While (>>=)
can sometimes be useful when used directly, its main purpose is to implement the <-
bind syntax in do notation. It has the type m a -> (a -> m b) -> m b
mainly because, when used in a do notation block, the right hand side of the <-
is of type m a
, the left hand side "binds" an a
to the given identifier and, when combined with remainder of the do block, is of type a -> m b
, the resulting monadic action is of type m b
, and this is the only type it possibly could have to make this work.
For example:
echo = do
input <- getLine
putStrLn input
The right hand side of the <-
is of type IO String
The left hands side of the <-
with the remainder of the do block are of type String -> IO ()
. Compare with the desugared version using >>=
:
echo = getLine >>= (\input -> putStrLn input)
The left hand side of the >>=
is of type IO String
. The right hand side is of type String -> IO ()
. Now, by applying an eta reduction to the lambda we can instead get:
echo = getLine >>= putStrLn
which shows why >>=
is sometimes used directly rather than as the "engine" that powers do notation along with >>
.
I'd also like to provide what I think is an important correction to the concept of "unwrapping" a monadic value, which is that it doesn't happen. The Monad class does not provide a generic function of type Monad m => m a -> a
. Some particular instances do but this is not a feature of monads in general. Monads, generally speaking, cannot be "unwrapped".
Remember that m >>= k = join (fmap k m)
is a law that must be true for any monad.
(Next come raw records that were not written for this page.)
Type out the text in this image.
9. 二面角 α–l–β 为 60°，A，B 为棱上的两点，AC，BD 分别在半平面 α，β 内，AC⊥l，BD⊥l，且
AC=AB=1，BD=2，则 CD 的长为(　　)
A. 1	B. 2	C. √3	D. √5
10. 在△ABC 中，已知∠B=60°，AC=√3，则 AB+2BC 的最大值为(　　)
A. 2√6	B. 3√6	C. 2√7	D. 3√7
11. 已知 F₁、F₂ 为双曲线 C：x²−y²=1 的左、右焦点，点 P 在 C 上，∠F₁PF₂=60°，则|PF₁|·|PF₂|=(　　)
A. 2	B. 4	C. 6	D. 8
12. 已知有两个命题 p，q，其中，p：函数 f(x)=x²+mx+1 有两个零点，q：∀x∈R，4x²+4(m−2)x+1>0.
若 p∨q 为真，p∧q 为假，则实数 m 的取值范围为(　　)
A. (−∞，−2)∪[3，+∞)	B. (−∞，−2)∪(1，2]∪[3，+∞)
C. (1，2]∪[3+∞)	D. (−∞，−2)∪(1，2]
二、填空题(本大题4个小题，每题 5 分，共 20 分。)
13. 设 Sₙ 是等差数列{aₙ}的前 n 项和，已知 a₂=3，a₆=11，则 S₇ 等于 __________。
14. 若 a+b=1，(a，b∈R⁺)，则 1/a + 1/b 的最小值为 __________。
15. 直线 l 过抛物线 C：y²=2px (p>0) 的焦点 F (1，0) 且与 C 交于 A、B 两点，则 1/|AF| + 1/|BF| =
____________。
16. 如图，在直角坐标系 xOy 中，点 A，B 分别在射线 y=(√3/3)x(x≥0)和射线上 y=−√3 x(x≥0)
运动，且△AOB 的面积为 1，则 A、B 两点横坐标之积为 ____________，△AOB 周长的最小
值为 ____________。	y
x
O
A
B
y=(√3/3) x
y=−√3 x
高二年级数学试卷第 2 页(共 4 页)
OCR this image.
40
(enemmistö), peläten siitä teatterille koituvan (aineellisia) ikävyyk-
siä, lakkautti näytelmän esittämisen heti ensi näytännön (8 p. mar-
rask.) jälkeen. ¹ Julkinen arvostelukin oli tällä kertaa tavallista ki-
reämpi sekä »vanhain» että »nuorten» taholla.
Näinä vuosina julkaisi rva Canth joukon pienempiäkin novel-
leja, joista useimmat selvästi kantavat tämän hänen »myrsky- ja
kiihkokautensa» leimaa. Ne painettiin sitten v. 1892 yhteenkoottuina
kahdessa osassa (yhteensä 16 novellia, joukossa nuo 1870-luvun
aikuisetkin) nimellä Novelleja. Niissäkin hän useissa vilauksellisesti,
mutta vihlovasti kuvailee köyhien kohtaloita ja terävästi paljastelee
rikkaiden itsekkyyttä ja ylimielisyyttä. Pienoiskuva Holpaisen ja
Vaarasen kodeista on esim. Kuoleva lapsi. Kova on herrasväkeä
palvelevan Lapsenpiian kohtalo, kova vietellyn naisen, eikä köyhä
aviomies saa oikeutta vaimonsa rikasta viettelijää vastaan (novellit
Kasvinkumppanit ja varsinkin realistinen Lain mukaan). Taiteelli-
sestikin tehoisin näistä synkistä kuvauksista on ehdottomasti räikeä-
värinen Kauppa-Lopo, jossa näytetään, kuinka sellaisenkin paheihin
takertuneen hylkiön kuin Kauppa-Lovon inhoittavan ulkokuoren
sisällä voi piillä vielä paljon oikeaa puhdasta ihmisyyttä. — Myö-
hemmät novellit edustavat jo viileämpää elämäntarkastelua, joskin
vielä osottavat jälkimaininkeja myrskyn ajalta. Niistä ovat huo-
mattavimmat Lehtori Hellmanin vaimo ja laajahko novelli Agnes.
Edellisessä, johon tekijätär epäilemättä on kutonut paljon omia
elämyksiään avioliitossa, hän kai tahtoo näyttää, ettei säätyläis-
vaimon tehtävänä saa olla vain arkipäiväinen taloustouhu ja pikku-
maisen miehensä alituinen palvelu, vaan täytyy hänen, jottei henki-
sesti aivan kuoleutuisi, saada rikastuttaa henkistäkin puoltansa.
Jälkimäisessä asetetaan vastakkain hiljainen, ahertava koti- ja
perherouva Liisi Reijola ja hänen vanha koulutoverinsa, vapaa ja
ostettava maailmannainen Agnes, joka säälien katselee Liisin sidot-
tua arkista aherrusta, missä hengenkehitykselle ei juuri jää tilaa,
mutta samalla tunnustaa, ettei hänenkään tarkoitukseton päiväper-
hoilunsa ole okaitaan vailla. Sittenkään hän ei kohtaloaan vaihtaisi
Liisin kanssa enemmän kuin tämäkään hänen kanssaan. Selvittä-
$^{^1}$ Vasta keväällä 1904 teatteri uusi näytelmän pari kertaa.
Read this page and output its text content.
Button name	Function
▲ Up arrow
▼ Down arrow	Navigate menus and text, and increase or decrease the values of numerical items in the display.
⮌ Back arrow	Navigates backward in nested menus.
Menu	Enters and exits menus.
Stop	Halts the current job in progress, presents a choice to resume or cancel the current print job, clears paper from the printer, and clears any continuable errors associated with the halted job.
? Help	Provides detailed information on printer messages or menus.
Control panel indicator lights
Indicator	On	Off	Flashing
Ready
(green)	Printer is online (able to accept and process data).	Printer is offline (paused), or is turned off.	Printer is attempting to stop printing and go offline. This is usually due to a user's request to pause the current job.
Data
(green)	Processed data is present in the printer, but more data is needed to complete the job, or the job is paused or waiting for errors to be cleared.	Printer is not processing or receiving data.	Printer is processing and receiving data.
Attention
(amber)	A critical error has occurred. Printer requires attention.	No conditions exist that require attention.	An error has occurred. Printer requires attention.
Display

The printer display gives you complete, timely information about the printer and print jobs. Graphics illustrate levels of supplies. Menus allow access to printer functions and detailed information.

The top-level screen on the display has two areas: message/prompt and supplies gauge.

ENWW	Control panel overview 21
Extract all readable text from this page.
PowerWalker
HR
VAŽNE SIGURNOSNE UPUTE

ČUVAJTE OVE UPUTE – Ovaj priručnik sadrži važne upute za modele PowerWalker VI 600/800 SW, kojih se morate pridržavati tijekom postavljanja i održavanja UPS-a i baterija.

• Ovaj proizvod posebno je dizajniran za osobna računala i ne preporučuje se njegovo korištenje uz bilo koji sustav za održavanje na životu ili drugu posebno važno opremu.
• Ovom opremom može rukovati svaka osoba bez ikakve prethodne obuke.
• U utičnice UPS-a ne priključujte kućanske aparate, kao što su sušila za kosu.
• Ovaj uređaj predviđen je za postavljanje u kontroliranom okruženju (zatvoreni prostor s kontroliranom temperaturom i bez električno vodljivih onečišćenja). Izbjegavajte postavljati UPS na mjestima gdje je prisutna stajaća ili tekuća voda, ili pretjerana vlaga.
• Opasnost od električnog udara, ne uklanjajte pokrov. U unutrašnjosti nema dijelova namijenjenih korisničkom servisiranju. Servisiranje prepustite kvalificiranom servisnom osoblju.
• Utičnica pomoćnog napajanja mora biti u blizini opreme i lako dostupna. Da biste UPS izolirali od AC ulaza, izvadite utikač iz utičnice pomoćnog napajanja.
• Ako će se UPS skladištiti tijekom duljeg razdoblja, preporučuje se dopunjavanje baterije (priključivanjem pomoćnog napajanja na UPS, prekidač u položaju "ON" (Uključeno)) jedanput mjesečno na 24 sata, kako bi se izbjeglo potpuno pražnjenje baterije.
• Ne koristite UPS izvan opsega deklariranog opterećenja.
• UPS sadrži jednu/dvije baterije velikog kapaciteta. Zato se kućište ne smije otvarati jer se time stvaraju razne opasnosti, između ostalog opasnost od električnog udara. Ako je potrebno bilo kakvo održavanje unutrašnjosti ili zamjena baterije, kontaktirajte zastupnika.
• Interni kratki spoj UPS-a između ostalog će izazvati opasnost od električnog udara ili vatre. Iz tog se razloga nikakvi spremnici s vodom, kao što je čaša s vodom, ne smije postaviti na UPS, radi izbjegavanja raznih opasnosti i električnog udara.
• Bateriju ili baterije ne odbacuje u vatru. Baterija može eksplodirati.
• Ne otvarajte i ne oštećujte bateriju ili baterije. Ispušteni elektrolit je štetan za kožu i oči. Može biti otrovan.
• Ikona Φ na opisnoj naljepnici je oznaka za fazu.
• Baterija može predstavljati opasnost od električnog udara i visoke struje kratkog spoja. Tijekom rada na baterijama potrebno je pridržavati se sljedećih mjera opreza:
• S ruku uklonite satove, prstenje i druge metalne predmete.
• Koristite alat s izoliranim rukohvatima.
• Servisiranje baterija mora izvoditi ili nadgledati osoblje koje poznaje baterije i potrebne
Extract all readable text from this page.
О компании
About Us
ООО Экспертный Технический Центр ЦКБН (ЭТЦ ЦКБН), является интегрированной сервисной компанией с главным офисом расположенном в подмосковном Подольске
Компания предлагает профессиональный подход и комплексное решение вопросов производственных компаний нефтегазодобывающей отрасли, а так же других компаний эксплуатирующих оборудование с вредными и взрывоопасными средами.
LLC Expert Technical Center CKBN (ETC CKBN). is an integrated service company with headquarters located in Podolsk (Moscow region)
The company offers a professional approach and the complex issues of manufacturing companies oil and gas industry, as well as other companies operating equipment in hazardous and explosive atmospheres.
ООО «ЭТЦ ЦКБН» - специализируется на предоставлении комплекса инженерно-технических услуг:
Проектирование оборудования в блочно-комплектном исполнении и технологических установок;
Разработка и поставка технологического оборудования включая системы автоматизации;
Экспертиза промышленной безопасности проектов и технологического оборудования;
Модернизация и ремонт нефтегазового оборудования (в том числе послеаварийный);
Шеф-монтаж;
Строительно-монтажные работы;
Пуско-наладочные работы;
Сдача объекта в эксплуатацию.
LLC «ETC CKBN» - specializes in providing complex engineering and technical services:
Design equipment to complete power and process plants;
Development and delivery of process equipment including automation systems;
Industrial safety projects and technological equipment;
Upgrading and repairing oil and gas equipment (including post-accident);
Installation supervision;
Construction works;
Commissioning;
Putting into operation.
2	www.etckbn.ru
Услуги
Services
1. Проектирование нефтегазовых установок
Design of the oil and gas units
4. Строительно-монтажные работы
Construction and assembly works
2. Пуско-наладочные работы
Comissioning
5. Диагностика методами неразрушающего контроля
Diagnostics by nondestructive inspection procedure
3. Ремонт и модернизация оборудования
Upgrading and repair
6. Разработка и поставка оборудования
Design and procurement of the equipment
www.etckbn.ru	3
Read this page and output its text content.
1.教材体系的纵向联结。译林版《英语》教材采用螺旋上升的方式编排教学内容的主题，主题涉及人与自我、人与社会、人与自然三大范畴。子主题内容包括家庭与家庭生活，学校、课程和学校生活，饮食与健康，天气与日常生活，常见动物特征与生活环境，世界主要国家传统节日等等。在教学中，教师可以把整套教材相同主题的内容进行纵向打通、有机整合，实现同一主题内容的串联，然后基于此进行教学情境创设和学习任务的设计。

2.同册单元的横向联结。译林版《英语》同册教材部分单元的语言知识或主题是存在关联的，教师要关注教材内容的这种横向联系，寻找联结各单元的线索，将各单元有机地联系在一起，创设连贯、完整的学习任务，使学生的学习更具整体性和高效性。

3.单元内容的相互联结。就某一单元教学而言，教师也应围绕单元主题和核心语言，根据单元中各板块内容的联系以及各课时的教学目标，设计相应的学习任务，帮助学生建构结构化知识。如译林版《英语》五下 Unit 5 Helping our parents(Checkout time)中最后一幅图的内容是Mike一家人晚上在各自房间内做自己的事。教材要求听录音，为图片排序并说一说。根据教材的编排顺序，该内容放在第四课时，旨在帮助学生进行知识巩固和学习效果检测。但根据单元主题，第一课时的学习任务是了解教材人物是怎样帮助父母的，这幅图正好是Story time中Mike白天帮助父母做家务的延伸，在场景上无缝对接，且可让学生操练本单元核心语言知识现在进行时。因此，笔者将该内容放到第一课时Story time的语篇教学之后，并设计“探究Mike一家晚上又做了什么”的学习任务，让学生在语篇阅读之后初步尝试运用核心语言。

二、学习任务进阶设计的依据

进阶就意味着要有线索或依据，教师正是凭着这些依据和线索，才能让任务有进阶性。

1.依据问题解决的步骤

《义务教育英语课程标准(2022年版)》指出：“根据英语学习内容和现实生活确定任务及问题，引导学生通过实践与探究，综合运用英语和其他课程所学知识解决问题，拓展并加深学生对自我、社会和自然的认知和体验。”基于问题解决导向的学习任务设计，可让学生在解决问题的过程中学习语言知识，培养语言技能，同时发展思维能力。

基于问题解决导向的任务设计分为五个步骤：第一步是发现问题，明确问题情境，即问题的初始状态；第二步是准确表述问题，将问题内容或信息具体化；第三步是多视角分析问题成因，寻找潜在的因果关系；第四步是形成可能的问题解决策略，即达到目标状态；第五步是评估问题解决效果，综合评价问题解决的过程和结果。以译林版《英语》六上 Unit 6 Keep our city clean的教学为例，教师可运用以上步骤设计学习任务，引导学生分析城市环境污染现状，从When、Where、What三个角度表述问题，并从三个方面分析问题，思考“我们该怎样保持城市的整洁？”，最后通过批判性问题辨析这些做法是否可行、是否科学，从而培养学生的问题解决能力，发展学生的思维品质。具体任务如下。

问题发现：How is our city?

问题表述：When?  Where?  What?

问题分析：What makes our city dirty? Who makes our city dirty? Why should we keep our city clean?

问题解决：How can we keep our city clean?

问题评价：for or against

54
Any particular implementation of >>=
must satisfy this law and so must be equivalent to this general implementation.
What this means is that what really happens is that the monadic "computation" a -> m b
is "lifted" to become an m a -> m (m b)
using fmap and then applied the m a
, giving an m (m b)
; and then join :: m (m a) -> m a
is used to squish the two m
s together to yield a m b
. So the a
never gets "out" of the monad. The monad is never "unwrapped". This is an incorrect way to think about monads and I would strongly recommend that you not get in the habit.